Heck, your the one who has to see with the darn thing.

Here's what I've been using from Surefire:

L2 outdoorsmen; awsome for a pocket sized light that lives in the Jeep console and you can hold in your teeth.
Also clips to the bill of your hat. It takes 2 CR123 lithium batteries that last about 9 months with regular use.

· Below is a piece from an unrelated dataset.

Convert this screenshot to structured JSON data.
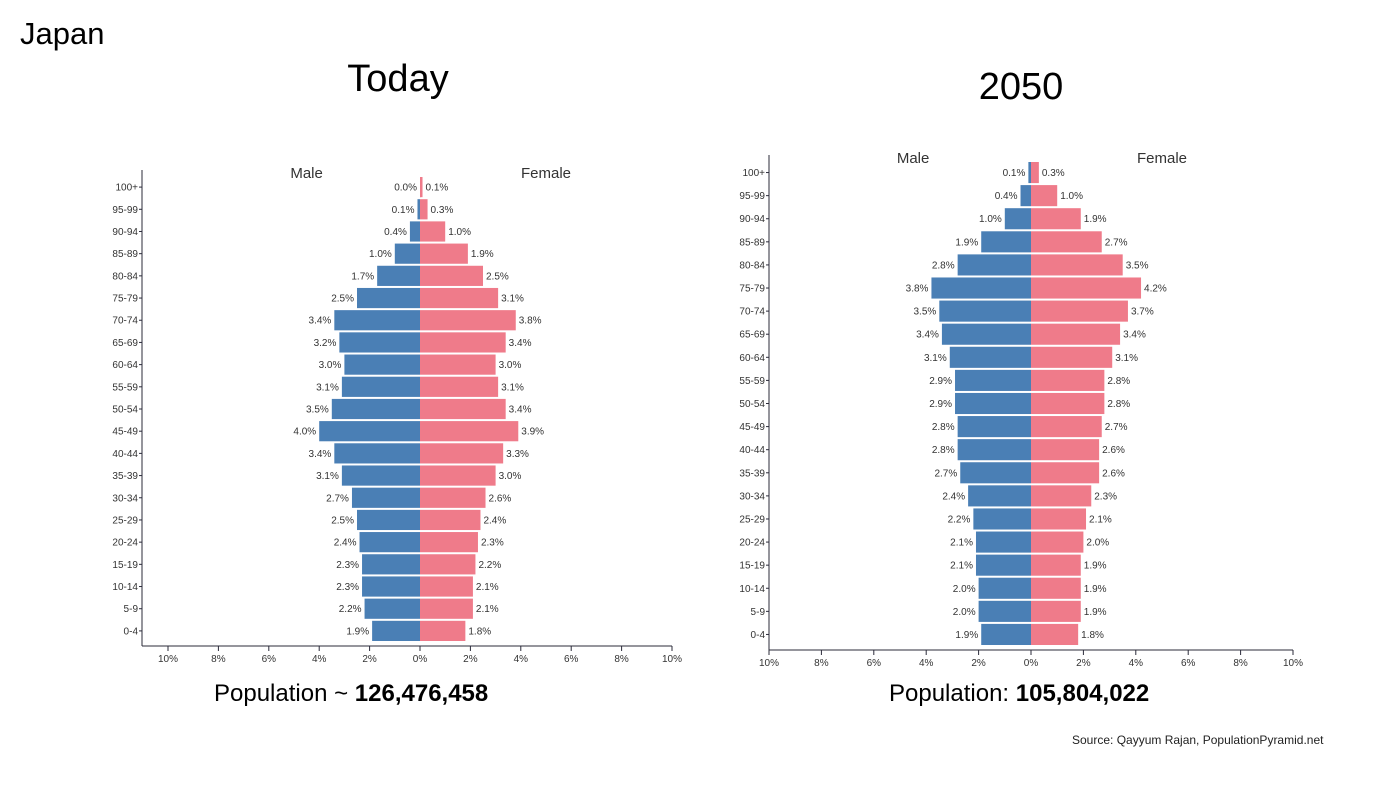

U2; cool, it has up down power settings but I don't like the adjustment method and you can't hold it in your teeth.
Sold it.Also 2 CR123.

For flat out blinding everything with eyeballs within a square mile the M4 Devastator is the weapon of choice.
4 CR123's with 2 different bulbs for brightness.
Crenlated bezel for opening eyebrows like Tyson.
Chuck Norris has this light.

I've had and broken dozens of flashlights. There's a veritable flashlight graveyard in the bottom drawer of my workbench. I could have bought 10 Surefires with all the money I spent on chaep lights and batteries over the years.

Here's what I've found with some common brands:

Pelican makes durable plastic lights.Lens scratch easily.
Maglight makes night sticks with a xenon bulb that breaks every time you drop it or low output led.
Ultrafire makes cheap copys of Surefires lights that get hot and eat CR123's after a few hours. Blue or purple light.
Black Diamonds have poor switches.
Petzels are ok but prone to corrosion at the battery terminals.
Innova lights are good quality but I have yet to see one thats not blue light. I prefer white light personally.
Gerber lights are kind of fun. Green, red, blue, UV leds and such but I wouldn't rely on one in a cave.

Yeah Surefires are expensive but so it a good hammer.

The 2 cell SF lights are getting much cheaper, $40 range. Well worth it in my opinion.